428 S.W.2d 441, 1968 Tex. App. LEXIS 2302
CourtCourt of Appeals of Texas
DecidedMarch 27, 1968
Docket14634
StatusPublished
Cited by8 cases

This text of 428 S.W.2d 441 (Williams v. General Motors Acceptance Corp.) is published on Counsel Stack Legal Research, covering Court of Appeals of Texas primary law. Counsel Stack provides free access to over 12 million legal documents including statutes, case law, regulations, and constitutions.

Bluebook
Williams v. General Motors Acceptance Corp., 428 S.W.2d 441, 1968 Tex. App. LEXIS 2302 (Tex. Ct.
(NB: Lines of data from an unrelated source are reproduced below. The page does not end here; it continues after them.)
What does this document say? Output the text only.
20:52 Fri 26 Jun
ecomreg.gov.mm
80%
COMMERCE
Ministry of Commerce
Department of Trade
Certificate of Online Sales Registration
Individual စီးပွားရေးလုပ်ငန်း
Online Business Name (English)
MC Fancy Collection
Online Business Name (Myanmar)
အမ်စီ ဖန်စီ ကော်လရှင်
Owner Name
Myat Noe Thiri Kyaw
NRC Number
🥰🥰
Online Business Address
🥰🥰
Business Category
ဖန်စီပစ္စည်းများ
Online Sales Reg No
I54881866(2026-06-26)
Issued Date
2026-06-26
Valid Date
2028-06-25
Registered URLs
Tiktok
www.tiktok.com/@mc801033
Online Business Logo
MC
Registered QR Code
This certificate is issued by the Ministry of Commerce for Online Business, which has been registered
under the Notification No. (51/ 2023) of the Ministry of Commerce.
App. 1968).

Opinion

KLINGEMAN, Justice.

General Motors Acceptance Corporation, hereinafter referred to as GMAC, brought suit on a conditional sales contract between Smith Motor Sales, hereinafter referred to as Smith, as seller and R. M. Williams, hereinafter referred to as Williams, as purchaser of a 1965 Chevrolet Diesel Tractor,

*443 which contract was assigned by Smith to GMAC. Williams filed a cross-action against GMAC and a third-party action against Smith for fraud, breach of warranty and rescission. Smith filed a cross-action against Williams for down payment allegedly due it. Trial was to a jury and judgment entered by the trial court for GMAC against Williams in the amount of $9,194.81, interest and cost of suit, and for foreclosure of GMAC’s lien on the tractor. Judgment was also entered in favor of Smith against Williams in the amount of $950.00, and that Williams take nothing on his cross-action against GMAC and his third-party action against Smith.

Williams, by his first five points of error, asserts there is no evidence or insufficient evidence to support the jury’s answers to Special Issues Nos. 2, 7 and 12, and that the jury’s answers to these special issues are against the overwhelming preponderance of the evidence.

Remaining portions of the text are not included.